Houve um dia então, no meio de uma briga homérica entre as duas mulheres, uma já muito envelhecida e a outra já bastante madura, a filha estressada por ter que administrar a situação de luto e órfã recente de pai (porque de mãe, já era órfã há muito tempo), uma mãe enlouquecendo por sentir-se despreparada para enfrentar a vida, mas sem poder se apoiar na filha que estava tentando ampará-la. A filha diz num desabafo:
- Estou indo embora! Eu estou indo para a minha casa.
A menina mulher madura havia montado um apartamento para onde pretendia mudar-se em breve. A morte do pai foi um fato inesperado que a fez mudar, temporariamente, os planos.

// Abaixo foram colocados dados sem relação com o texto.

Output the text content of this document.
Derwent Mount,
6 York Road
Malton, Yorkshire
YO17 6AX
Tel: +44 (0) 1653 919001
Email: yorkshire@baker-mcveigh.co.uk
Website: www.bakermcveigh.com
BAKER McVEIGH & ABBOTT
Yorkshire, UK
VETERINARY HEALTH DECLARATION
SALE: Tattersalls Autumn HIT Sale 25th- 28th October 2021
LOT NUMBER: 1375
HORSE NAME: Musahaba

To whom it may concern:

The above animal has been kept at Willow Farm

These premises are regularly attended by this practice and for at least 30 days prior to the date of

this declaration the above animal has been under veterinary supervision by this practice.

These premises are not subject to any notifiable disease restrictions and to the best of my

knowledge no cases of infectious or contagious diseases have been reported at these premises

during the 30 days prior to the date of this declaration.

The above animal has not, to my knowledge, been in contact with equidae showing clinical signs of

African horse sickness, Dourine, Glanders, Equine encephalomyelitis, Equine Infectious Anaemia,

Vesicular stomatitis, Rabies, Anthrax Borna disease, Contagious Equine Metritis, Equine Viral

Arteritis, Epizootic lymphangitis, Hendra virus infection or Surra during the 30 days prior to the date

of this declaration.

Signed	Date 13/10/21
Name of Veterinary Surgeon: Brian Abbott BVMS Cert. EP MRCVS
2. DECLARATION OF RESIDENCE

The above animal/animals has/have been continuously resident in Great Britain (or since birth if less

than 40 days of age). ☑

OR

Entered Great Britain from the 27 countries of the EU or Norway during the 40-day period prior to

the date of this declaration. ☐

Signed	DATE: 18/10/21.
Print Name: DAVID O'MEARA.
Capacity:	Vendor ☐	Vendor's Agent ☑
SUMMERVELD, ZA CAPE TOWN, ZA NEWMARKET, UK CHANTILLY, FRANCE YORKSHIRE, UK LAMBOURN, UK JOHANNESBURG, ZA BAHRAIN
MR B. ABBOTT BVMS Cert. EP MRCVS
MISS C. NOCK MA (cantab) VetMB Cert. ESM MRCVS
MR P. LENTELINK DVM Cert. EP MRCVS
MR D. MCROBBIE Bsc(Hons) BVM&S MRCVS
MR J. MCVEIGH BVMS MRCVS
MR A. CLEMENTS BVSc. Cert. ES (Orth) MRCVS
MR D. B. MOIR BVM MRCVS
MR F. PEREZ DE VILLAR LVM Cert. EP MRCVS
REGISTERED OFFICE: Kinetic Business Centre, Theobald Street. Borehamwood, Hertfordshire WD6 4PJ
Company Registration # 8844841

Ouvindo aquelas palavras, a mãe dá um passo atrás e olha diretamente nos olhos da filha. Este era um comportamento muito diferente dos que a mãe apresentava ultimamente, andar pela casa agredindo a filha, espinafrando a tudo e a todos...
- Não, eu é que vou embora.
A filha, nesse momento, fez uma negativa com o dedo indicador bem na frente do nariz da mãe, dizendo de forma assertiva:
- Não vai não. Esta casa é sua. Eu não vou assumir a sua casa por você.
Ainda não dá para saber como esta história acaba. A menina mulher madura espera sinceramente que as suas promessas a si mesma não sejam vazias nem somente ameaças, como eram as da mãe. Só assim poderia ser uma mãe de outro tipo para ela mesma.